Biologische Speicher

Hardware-Fachbegriffe
Seit Jahren wird auf diesem Gebiet geforscht. Schon um das 1996 fing Seymour Cray (bekannt durch die Cray-Superrechner) an einen biologischen Computer zu bauen, die Cray 4.

Allerdings war die Biotechnik zu dieser Zeit noch nicht so weit und die Rechner kompostierten sich selbst, das heißt die eingesetzten biologischen Elemente zerfielen.

Dieses Verhalten war nicht unbedingt der Garantiezeit förderlich. Auf diesem Gebiet ist man heutzutage weiter.

Heute versucht man schon langlebige Proteinspeicher herzustellen.

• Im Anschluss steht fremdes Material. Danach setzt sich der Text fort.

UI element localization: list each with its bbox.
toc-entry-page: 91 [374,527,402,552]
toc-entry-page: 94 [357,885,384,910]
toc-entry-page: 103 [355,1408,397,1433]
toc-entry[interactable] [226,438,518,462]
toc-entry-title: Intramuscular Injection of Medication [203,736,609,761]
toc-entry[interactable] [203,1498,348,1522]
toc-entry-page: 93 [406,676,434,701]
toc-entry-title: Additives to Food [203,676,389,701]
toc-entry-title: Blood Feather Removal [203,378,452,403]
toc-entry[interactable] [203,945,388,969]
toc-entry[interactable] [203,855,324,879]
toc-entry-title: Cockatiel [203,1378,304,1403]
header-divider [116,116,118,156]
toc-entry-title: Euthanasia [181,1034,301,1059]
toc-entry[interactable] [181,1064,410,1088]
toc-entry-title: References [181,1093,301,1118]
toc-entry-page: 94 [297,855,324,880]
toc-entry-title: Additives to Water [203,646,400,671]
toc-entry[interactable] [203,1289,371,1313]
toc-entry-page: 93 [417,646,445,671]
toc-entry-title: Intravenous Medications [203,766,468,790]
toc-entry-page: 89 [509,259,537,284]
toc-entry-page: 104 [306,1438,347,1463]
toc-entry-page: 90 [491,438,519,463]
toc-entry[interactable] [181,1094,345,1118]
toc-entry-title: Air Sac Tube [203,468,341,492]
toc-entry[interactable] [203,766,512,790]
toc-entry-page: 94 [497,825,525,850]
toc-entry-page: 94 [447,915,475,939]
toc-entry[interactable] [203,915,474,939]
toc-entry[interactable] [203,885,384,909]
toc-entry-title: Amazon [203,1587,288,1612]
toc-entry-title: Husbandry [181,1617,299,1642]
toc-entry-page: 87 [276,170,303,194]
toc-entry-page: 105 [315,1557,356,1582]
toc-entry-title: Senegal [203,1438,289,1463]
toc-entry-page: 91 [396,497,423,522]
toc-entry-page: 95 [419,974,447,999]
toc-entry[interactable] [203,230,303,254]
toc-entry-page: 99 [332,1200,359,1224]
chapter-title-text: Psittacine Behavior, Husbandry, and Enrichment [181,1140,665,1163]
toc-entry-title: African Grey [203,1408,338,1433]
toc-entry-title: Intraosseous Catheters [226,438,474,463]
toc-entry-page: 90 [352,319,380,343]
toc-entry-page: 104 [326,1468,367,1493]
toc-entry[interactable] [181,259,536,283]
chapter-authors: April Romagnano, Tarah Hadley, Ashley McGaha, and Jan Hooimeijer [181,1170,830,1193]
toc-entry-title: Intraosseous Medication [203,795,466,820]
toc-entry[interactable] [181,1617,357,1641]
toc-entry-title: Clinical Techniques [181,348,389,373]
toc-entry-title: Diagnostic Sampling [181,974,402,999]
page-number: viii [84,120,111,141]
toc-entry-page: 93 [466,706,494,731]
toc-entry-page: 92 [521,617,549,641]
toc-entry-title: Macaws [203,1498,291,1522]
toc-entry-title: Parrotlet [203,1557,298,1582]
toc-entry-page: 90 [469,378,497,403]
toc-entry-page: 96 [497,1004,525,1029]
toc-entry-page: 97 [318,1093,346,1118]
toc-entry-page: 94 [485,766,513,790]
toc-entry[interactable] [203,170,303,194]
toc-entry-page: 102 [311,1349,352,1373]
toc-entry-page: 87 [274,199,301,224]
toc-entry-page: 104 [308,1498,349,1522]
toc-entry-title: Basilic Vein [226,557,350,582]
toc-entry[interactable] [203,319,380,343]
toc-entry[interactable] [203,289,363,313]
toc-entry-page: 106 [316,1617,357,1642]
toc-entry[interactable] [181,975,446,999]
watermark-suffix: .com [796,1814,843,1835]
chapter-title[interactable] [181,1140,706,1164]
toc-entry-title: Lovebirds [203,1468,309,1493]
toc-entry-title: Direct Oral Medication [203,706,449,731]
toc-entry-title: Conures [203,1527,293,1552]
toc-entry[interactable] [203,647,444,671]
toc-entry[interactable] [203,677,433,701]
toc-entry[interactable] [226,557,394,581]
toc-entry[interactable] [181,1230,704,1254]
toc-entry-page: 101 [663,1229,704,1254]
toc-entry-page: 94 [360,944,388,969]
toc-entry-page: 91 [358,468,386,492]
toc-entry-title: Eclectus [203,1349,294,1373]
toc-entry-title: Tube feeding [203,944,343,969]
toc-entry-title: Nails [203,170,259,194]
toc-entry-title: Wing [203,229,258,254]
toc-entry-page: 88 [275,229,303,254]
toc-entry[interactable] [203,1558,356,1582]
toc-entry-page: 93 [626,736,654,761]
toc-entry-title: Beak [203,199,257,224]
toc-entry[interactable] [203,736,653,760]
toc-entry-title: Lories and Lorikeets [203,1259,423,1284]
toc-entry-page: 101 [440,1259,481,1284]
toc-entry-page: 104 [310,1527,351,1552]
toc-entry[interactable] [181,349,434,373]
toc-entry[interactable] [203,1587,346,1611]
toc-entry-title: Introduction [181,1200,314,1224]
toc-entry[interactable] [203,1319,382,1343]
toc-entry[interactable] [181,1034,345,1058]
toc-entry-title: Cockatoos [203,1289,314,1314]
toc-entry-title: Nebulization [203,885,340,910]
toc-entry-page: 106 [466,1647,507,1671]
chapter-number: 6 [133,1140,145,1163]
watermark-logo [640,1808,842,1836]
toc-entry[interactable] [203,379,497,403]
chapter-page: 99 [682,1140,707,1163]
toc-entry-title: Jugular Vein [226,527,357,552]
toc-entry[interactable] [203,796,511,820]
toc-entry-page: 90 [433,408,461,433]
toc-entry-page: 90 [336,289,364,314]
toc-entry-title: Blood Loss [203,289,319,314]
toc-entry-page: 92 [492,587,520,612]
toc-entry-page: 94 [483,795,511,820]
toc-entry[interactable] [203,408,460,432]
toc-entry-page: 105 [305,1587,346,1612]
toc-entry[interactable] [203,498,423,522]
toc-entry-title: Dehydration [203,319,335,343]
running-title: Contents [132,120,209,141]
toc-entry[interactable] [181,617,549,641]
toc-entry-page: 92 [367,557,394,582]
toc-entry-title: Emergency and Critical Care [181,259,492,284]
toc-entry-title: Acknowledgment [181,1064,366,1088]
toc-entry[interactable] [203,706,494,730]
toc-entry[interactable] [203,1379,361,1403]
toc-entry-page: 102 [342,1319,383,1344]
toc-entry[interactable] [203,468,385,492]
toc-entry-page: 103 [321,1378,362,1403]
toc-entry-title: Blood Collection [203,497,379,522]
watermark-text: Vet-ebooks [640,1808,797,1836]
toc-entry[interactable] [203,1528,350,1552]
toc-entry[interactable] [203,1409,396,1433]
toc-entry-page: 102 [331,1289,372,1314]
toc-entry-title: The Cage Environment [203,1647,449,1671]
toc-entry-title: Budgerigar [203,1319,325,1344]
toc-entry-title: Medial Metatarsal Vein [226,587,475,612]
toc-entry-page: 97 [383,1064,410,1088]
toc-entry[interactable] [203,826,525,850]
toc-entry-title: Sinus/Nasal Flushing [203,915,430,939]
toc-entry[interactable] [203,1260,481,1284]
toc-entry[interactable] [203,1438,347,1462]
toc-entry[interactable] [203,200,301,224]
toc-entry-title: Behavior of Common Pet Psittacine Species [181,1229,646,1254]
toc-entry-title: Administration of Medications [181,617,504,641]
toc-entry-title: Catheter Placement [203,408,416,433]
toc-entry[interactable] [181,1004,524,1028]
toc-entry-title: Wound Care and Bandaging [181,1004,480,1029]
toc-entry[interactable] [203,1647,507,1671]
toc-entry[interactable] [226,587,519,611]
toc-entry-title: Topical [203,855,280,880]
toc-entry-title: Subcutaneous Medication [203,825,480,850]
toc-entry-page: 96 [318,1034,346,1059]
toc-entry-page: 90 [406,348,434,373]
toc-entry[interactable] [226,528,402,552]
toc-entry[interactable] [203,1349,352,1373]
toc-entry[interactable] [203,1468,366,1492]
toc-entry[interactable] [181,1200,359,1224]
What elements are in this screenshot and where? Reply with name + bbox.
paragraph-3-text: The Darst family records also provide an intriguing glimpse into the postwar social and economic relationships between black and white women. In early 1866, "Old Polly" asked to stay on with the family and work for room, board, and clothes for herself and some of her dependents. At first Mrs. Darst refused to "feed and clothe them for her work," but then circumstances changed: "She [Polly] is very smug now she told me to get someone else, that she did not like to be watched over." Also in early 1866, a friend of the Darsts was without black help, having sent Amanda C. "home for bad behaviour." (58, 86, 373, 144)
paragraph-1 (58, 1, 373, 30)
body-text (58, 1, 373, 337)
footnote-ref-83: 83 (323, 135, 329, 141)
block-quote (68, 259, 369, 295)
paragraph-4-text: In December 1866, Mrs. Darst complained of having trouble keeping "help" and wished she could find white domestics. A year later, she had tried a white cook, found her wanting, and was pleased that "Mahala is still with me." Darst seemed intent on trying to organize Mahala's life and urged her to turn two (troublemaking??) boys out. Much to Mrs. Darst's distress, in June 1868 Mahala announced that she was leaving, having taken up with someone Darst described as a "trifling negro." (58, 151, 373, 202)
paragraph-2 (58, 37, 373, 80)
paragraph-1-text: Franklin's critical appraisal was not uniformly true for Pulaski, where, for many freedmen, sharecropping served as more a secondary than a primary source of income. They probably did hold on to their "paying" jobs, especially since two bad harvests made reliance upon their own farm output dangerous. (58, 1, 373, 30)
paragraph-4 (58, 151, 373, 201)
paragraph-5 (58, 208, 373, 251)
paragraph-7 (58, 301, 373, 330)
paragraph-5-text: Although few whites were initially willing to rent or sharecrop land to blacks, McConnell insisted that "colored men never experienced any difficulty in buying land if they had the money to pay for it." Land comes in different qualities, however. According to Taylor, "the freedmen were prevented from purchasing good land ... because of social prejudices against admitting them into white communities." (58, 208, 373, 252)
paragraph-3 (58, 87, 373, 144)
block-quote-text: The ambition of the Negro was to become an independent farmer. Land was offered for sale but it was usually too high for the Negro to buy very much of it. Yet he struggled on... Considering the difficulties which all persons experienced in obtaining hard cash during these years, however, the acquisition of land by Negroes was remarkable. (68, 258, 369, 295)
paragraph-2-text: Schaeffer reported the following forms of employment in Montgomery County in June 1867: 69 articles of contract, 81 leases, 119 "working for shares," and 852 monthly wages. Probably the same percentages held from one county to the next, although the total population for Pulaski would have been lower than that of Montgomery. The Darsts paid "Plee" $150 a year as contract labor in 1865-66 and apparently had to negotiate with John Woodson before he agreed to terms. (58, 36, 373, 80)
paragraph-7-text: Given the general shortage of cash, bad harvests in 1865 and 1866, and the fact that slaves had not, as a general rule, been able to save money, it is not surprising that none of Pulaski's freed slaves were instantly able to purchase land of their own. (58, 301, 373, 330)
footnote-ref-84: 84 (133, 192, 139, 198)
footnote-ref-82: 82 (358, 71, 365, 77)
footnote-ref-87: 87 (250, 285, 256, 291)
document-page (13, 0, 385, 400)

Diese funktionieren so: Zwischen zwei Polymerelektroden liegt eine Proteinschicht. Mit einer bestimmten Lichtintensität kann man nun die Proteinschicht zwischen zwei stabilen Zuständen hin und her schalten.

Strahlt man nun durch die Proteinschicht mit einer Intensität hindurch, die unter dieser Schaltintensität liegt, so kann man mit der zweiten Polymerelektrode die Transmission bestimmen und den Informationsgehalt berechnen.

Der größte Vorteil dieser Speicher gegenüber der herkömmlichen ist die Flexibilität.

Sie können sehr flach und auch biegsam verarbeitet werden.

Des weiteren halten sie ihre Informationen auch noch nach Abschaltung der Energieversorgung.

Mobile Speicher und Rechner wären eine sehr sinnvolle Anwendung für diese Technik. Kombinieren könnte man diese Technik auch mit den Polymerdisplays.

Aber auch hier besteht noch Forschungsbedarf. Die Lebensdauer eines solchen Displays liegt zur Zeit bei ca. 10.000 Stunden.

Normale Displays besitzen die vierfache Lebensdauer.

Doch die Forschung geht weiter und die Serienreife wird wohl irgendwann erreicht werden.